En Bélgica, más de la mitad de la electricidad consumida en 2025 proviene de fuentes bajas en carbono. Específicamente, cerca del 63% de la electricidad es generada por estas fuentes limpias, que incluyen energía nuclear, eólica, solar, hidroelectricidad y biocombustibles. Energía nuclear es el mayor contribuyente individual, representando casi el 29% del total, mientras que la energía eólica y solar contribuyen con aproximadamente 16% y 13% respectivamente. Las importaciones netas también juegan un papel importante, representando poco más del 15% de la electricidad consumida. Sin embargo, cerca del 21% de la electricidad todavía depende de combustibles fósiles, con el gas como el mayor contribuyente en esta categoría, alrededor del 18%, seguido por el carbón con casi un 3%.

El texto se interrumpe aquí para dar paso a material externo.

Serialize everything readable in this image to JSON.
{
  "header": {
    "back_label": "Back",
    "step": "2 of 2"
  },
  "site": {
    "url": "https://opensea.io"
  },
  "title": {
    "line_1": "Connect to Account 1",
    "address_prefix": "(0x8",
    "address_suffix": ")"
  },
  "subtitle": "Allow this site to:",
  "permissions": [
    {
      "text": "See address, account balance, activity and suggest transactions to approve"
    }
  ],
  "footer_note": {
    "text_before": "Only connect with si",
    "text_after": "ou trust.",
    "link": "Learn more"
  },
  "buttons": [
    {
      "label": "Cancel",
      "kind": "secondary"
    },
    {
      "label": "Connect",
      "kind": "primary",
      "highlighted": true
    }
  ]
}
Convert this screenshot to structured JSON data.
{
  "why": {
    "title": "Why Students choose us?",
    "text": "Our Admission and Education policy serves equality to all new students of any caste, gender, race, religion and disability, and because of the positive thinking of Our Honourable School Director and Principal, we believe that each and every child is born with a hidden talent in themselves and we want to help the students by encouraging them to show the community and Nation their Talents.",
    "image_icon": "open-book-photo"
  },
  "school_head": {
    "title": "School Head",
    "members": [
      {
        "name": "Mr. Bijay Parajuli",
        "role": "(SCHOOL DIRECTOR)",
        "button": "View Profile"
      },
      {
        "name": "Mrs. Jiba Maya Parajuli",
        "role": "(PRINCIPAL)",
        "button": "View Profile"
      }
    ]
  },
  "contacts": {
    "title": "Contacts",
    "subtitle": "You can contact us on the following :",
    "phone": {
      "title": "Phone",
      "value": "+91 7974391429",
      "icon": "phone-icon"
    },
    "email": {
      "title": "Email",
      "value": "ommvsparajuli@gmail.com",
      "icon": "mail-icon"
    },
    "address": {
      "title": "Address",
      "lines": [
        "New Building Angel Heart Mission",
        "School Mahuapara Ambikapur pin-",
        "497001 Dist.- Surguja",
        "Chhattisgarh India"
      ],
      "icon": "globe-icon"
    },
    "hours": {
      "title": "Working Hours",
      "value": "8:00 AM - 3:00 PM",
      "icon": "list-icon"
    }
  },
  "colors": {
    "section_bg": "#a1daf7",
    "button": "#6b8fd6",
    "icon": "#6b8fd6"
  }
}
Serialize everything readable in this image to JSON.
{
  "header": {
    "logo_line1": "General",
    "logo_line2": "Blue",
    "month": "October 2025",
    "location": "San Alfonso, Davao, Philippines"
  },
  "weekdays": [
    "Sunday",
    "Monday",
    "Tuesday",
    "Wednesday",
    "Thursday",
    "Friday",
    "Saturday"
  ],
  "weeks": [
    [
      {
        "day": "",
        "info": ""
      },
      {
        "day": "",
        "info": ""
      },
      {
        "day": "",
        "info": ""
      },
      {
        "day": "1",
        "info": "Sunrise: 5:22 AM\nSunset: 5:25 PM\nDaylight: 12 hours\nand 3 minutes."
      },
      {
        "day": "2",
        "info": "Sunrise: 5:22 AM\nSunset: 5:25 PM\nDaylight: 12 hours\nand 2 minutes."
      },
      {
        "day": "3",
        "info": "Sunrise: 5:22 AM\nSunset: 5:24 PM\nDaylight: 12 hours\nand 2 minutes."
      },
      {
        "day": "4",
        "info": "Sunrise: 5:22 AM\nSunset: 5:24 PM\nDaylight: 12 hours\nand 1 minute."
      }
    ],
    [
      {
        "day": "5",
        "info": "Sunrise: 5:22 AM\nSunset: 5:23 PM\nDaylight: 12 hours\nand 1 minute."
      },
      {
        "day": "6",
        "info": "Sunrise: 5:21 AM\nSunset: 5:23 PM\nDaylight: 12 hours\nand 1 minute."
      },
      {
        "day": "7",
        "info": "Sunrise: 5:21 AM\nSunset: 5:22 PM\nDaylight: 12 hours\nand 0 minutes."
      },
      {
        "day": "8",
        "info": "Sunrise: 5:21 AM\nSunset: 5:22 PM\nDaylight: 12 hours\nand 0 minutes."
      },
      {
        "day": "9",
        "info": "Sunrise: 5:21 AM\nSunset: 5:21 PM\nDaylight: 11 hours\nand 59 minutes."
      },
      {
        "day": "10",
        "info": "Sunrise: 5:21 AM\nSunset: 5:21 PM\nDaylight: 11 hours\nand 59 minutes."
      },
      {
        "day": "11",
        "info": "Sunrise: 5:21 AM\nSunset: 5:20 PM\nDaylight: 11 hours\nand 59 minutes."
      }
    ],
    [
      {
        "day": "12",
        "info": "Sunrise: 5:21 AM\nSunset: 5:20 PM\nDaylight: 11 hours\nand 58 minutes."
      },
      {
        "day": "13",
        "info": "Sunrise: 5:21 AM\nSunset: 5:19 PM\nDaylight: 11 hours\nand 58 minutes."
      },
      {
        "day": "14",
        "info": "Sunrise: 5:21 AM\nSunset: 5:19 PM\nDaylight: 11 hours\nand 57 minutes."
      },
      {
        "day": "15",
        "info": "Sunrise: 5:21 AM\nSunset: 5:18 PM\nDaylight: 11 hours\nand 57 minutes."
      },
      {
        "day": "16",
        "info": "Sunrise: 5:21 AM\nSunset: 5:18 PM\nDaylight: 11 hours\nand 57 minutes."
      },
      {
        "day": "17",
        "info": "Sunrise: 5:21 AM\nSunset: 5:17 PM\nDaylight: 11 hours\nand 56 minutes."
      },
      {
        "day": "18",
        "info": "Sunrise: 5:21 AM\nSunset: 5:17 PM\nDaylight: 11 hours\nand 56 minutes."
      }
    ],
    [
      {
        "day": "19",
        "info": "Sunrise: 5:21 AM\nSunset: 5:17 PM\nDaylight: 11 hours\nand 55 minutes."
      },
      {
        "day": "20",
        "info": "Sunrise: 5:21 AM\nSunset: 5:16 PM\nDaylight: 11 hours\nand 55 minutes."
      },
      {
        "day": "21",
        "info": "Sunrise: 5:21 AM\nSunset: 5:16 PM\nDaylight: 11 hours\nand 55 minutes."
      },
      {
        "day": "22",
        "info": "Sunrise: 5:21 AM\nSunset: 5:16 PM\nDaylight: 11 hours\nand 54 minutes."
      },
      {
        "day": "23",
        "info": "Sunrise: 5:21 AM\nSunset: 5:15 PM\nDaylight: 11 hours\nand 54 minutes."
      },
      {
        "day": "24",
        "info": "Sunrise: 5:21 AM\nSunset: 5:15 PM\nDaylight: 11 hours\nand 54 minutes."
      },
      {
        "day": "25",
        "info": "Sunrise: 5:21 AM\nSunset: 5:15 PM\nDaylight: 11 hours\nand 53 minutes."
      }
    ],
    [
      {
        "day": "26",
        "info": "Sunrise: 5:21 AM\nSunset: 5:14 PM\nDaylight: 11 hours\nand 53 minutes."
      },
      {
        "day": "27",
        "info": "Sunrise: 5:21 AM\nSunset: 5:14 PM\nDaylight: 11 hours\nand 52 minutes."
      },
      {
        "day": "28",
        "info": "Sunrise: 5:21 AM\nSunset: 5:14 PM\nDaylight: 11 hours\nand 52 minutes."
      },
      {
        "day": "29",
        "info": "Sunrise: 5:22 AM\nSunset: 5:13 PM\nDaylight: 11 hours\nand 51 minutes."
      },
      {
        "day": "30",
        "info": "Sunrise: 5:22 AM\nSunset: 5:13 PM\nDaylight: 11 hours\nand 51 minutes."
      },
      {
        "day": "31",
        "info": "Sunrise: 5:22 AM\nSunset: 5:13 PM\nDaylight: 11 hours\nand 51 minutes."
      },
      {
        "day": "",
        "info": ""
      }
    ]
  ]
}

Las fuentes de datos utilizadas en esta página incluyen ENTSOE, Eurostat, IEA y World Bank. Más sobre fuentes de datos →
¿Está creciendo la electricidad en Bélgica?
La electricidad consumida en Bélgica ha visto una disminución preocupante respecto a años anteriores. En 2025, el consumo total de electricidad por persona es de 6671 kWh, un marcado descenso respecto al récord histórico de 9079 kWh por persona alcanzado en 2006. La generación de electricidad baja en carbono también ha disminuido significativamente desde su récord en 2021 de 6094 kWh por persona a 4202 kWh en 2025. Esta reducción en la generación y consumo de electricidad, especialmente de electricidad baja en carbono, es motivo de preocupación, ya que va en contra de la tendencia mundial de crecimiento de la demanda eléctrica impulsada por la electrificación y el crecimiento de las tecnologías basadas en inteligencia artificial.
Sugerencias
Para aumentar la generación de electricidad baja en carbono, Bélgica debería considerar expandir sus capacidades de energía nuclear, eólica y solar. Al observar exitosas estrategias en otras regiones, Dinamarca, Iowa y Dakota del Sur destacan con generaciones de energía eólica por encima del 50%, un ejemplo que Bélgica podría seguir para potenciar su sector eólico. Asimismo, Francia y Eslovaquia han alcanzado más de un 65% de generación nuclear, demostrando cómo la expansión nuclear puede ser clave para una generación baja en carbono sustentable. Macedonia del Norte también ofrece un modelo inspirador al generar casi la mitad de su electricidad a partir de la solar, evidenciando el potencial inexplorado de esta tecnología en Bélgica.
Historia
La historia de la generación eléctrica baja en carbono en Bélgica está marcada por fluctuaciones notables, especialmente en la energía nuclear. En las décadas de 1970 y 1980, Bélgica experimentó un crecimiento constante en la generación nuclear, con aumentos anuales significativos. Sin embargo, desde principios del siglo XXI, ha habido una serie de reducciones preocupantes, especialmente notables en 2012, 2014 y 2015. Estos descensos son preocupantes, ya que la reducción de la dependencia de fuentes fósiles se alinea con los objetivos globales de reducción de emisiones. La expansión adicional de las capacidades eólicas en 2023 indica un cambio hacia fuentes más limpias, pero para mantener una trayectoria positiva, Bélgica será más beneficioso enfocarse energéticamente en la expansión de infraestructura nuclear y solar, que son vitales para alcanzar un futuro energéticamente sostenible y libre de emisiones.